There’s a reason: In Mississippi, births among older teens (ages 18-19), a key demographic at community colleges, accounted for 70 percent of all teen births in the state in 2012. What’s more, the vast majority of community college students are poor; 61 percent of women who become pregnant when attending community college do not finish school, according to the Women’s Foundation of Mississippi.
“This was a pretty innovative legislative angle: ‘These people are coming to our campuses; let’s provide them with skills and not derail their goals,'” said the NCSL’s Blackman.
But not all states are taking that approach. In Kansas, legislators last month introduced a bill that would require schools to obtain written parental consent to teach sex education.
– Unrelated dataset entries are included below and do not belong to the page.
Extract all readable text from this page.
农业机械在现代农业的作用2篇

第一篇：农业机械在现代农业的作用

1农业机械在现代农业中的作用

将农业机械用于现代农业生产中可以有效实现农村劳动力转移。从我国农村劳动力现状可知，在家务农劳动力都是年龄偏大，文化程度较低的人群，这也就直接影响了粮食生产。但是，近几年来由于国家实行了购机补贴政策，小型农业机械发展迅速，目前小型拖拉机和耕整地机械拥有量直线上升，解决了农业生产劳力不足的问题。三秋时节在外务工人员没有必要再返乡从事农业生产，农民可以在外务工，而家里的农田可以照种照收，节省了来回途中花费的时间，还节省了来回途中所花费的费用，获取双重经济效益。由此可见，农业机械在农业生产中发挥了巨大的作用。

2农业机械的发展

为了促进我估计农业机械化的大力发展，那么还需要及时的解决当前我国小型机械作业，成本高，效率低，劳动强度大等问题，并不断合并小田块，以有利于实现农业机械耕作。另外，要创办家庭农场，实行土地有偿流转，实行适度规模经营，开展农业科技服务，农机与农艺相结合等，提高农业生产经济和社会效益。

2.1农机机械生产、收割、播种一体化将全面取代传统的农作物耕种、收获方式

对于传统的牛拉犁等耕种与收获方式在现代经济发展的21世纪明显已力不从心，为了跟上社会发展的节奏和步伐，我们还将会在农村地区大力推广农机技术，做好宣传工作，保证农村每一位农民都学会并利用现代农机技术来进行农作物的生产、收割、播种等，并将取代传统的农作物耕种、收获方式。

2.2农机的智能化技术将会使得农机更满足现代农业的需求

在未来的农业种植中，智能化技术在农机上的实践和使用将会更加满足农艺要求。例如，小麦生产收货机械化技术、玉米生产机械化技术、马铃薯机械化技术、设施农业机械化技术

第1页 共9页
Another bill would make teachers criminally liable for displaying some sex education materials. Education groups have lobbied strenuously against the bill, arguing that it would severely restrict the materials that teachers could use in the classroom.
In Indiana, meanwhile, a bill aimed at lowering teen pregnancy recently failed to make it out of legislative committee.
Advocates for teen health say that comprehensive, medically accurate sex education is a vital tool in combatting teen pregnancy.
“We need a human sexuality education mandate in this country,” UCLA’s Wyatt said. “If we had a requirement that every kid by the time they’re 10 knows about human anatomy and where babies are made, we’d see a big reduction in teen pregnancy.”